Over the years, Johnston has worked the nearly 12 acres in his care mostly by hand — pulling the weeds, planting trees, cutting trails, installing drip systems to water and benches to rest upon. The effect is natural and very low-key. No boundaries except the rocks moved to till the soil that now partially line a walking trail. No fences except around those trees he chooses to protect from the deer. No manicured lawns or flashy planters — the look is natural, rustic and relaxed.

“My grandfather taught me that a garden should be built one wheelbarrow at a time and that the first watering should be sweat. The more I worked, the more the beauty of this landscape showed itself to me,” he says. “Its a canvas on a scale so big I vision flashes of color erupting across it that will please the eye 200 years from now,” he says. “Gardeners always plant for the future — that’s the fun part.”

Evening and morning, he says, are especially precious with the sunrise and sunset scraping across the hill to reveal their own perspectives on the colors and shapes of the hillside.

“I haven’t done this by myself. I have a half-time employee and a very small budget every month. I could not have done all this without volunteers and donations,” he says.

For example, a few years ago a man who had been coming to the hospital for outpatient services had watched Johnston working up on the hillside.

ON THE MARCH: Scottish sounds of the Weston McEwen Pipes and Drum Band. - Submitted photo
ON THE MARCH: Scottish sounds of the Weston McEwen Pipes and Drum Band. - Submitted photo
“He came up to me one day and said, ‘You know what you need up here? You need some grass seed.” So the man gave me 200 pounds of his company’s grass seed that’s slow growing and perfectly suited to our climate and soil,” says Johnston, who “mows” it with a weed whacker a few times a year.

Volunteers, hospital employees and other community members have helped Johnston gather daffodil bulbs and lilacs from old, abandoned farms along Foothill Road, transplanting them and giving them a new life at the hospital.
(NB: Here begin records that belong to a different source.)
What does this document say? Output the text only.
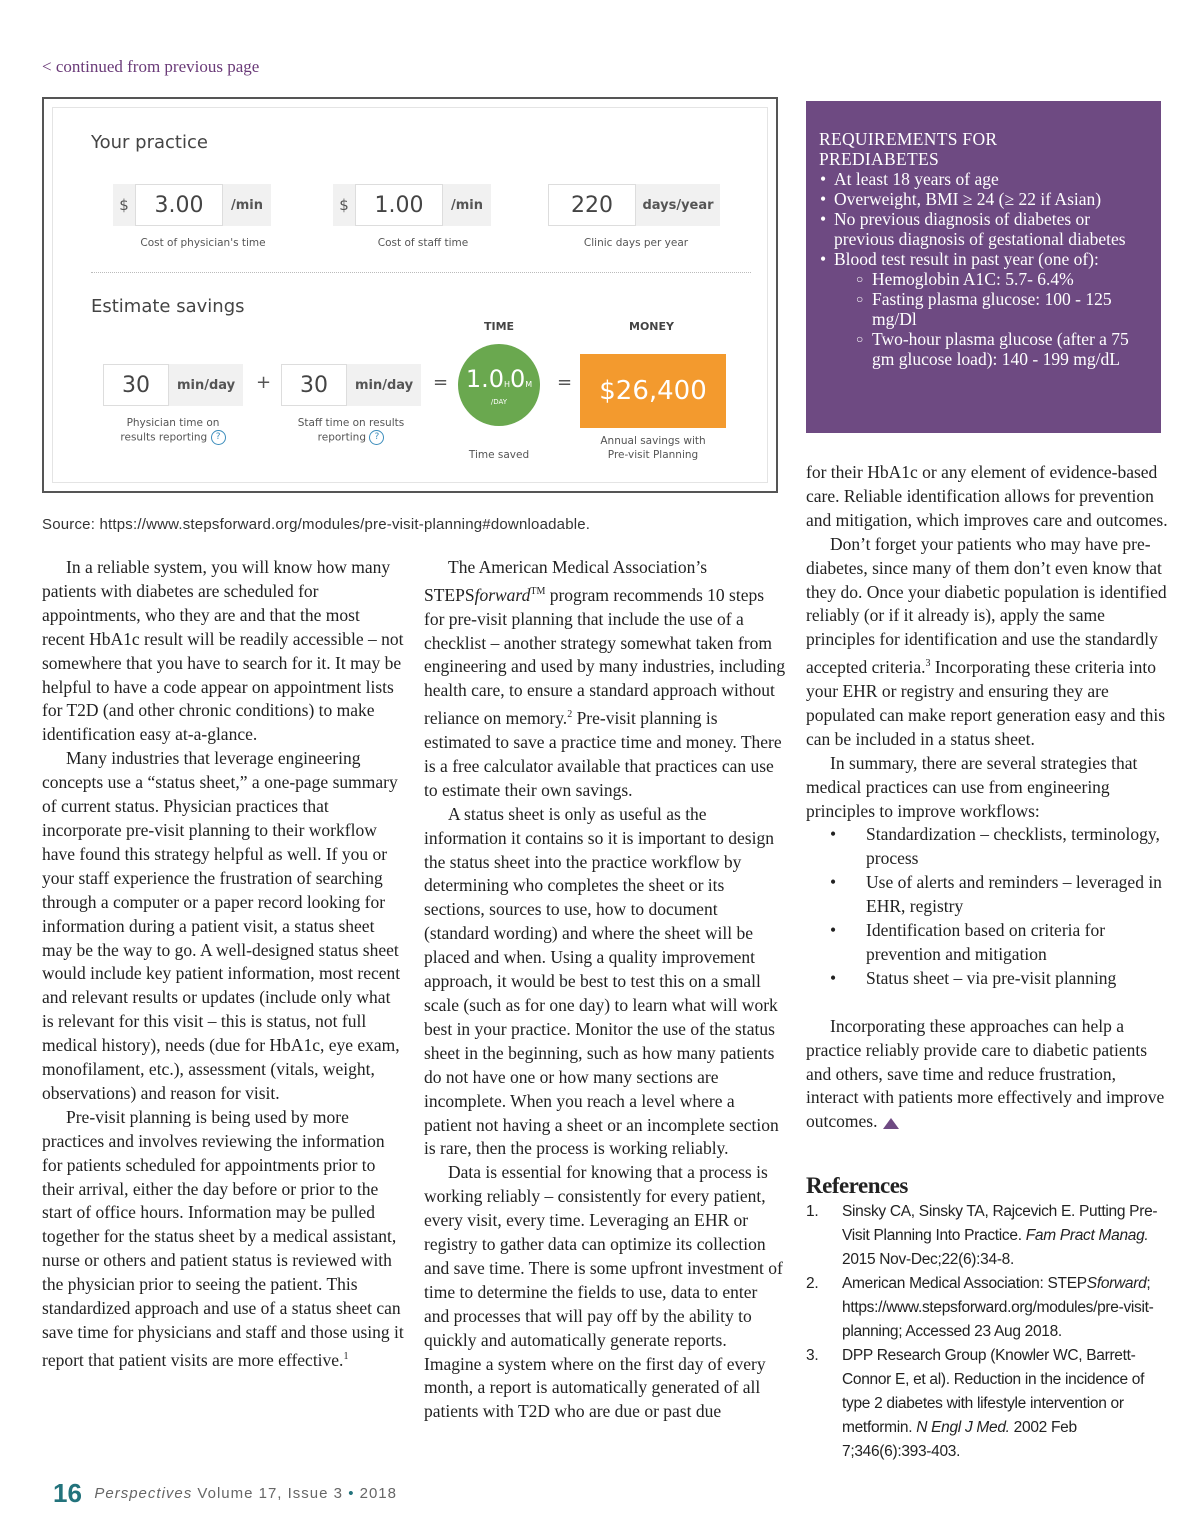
< continued from previous page
Your practice
$	3.00	/min
Cost of physician's time
$	1.00	/min
Cost of staff time
220	days/year
Clinic days per year
Estimate savings
TIME	MONEY
30	min/day
Physician time on
results reporting ?
+	30	min/day
Staff time on results
reporting ?
= 1.0H0M
/DAY
Time saved
=	$26,400
Annual savings with
Pre-visit Planning
Source: https://www.stepsforward.org/modules/pre-visit-planning#downloadable.
REQUIREMENTS FOR
PREDIABETES
• At least 18 years of age
• Overweight, BMI ≥ 24 (≥ 22 if Asian)
• No previous diagnosis of diabetes or previous diagnosis of gestational diabetes
• Blood test result in past year (one of):
○ Hemoglobin A1C: 5.7- 6.4%
○ Fasting plasma glucose: 100 - 125 mg/Dl
○ Two-hour plasma glucose (after a 75 gm glucose load): 140 - 199 mg/dL

In a reliable system, you will know how many patients with diabetes are scheduled for appointments, who they are and that the most recent HbA1c result will be readily accessible – not somewhere that you have to search for it. It may be helpful to have a code appear on appointment lists for T2D (and other chronic conditions) to make identification easy at-a-glance.

Many industries that leverage engineering concepts use a “status sheet,” a one-page summary of current status. Physician practices that incorporate pre-visit planning to their workflow have found this strategy helpful as well. If you or your staff experience the frustration of searching through a computer or a paper record looking for information during a patient visit, a status sheet may be the way to go. A well-designed status sheet would include key patient information, most recent and relevant results or updates (include only what is relevant for this visit – this is status, not full medical history), needs (due for HbA1c, eye exam, monofilament, etc.), assessment (vitals, weight, observations) and reason for visit.

Pre-visit planning is being used by more practices and involves reviewing the information for patients scheduled for appointments prior to their arrival, either the day before or prior to the start of office hours. Information may be pulled together for the status sheet by a medical assistant, nurse or others and patient status is reviewed with the physician prior to seeing the patient. This standardized approach and use of a status sheet can save time for physicians and staff and those using it report that patient visits are more effective.$^1$

The American Medical Association’s STEPSforward™ program recommends 10 steps for pre-visit planning that include the use of a checklist – another strategy somewhat taken from engineering and used by many industries, including health care, to ensure a standard approach without reliance on memory.$^2$ Pre-visit planning is estimated to save a practice time and money. There is a free calculator available that practices can use to estimate their own savings.

A status sheet is only as useful as the information it contains so it is important to design the status sheet into the practice workflow by determining who completes the sheet or its sections, sources to use, how to document (standard wording) and where the sheet will be placed and when. Using a quality improvement approach, it would be best to test this on a small scale (such as for one day) to learn what will work best in your practice. Monitor the use of the status sheet in the beginning, such as how many patients do not have one or how many sections are incomplete. When you reach a level where a patient not having a sheet or an incomplete section is rare, then the process is working reliably.

Data is essential for knowing that a process is working reliably – consistently for every patient, every visit, every time. Leveraging an EHR or registry to gather data can optimize its collection and save time. There is some upfront investment of time to determine the fields to use, data to enter and processes that will pay off by the ability to quickly and automatically generate reports. Imagine a system where on the first day of every month, a report is automatically generated of all patients with T2D who are due or past due

for their HbA1c or any element of evidence-based care. Reliable identification allows for prevention and mitigation, which improves care and outcomes.

Don’t forget your patients who may have pre-diabetes, since many of them don’t even know that they do. Once your diabetic population is identified reliably (or if it already is), apply the same principles for identification and use the standardly accepted criteria.$^3$ Incorporating these criteria into your EHR or registry and ensuring they are populated can make report generation easy and this can be included in a status sheet.

In summary, there are several strategies that medical practices can use from engineering principles to improve workflows:

• Standardization – checklists, terminology, process
• Use of alerts and reminders – leveraged in EHR, registry
• Identification based on criteria for prevention and mitigation
• Status sheet – via pre-visit planning

Incorporating these approaches can help a practice reliably provide care to diabetic patients and others, save time and reduce frustration, interact with patients more effectively and improve outcomes.

References
1. Sinsky CA, Sinsky TA, Rajcevich E. Putting Pre-Visit Planning Into Practice. Fam Pract Manag. 2015 Nov-Dec;22(6):34-8.
2. American Medical Association: STEPSforward; https://www.stepsforward.org/modules/pre-visit-planning; Accessed 23 Aug 2018.
3. DPP Research Group (Knowler WC, Barrett-Connor E, et al). Reduction in the incidence of type 2 diabetes with lifestyle intervention or metformin. N Engl J Med. 2002 Feb 7;346(6):393-403.
16 Perspectives Volume 17, Issue 3 • 2018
One Eagle scout, Landon Wright, built and installed five viewing benches in sheltered pockets throughout the garden with breathtaking views of the valley.

Several years ago, while Johnston was working away on his knees, the inspiration came upon him to plant 10,000 daffodils on that hillside. And when he had, he knew he would hear the bagpipes play.

There are now more than 10,000 daffodils on the hillside and the first garden concert to be held at the Grande Ronde Hospital will be the Scottish sounds of the Weston McEwen Pipes and Drum Band.

Johnston, who has discovered over the years that the hillside is also a natural amphitheater, hopes to see a good turnout for the concert. He sees the event as a celebration of what has really been an entire community’s labor of love.

“The community has contributed a lot to this garden. I hope they will come to the concert with me and hear the pipes play,” he says. “Pipes in the  garden — it is going to be wonderful.”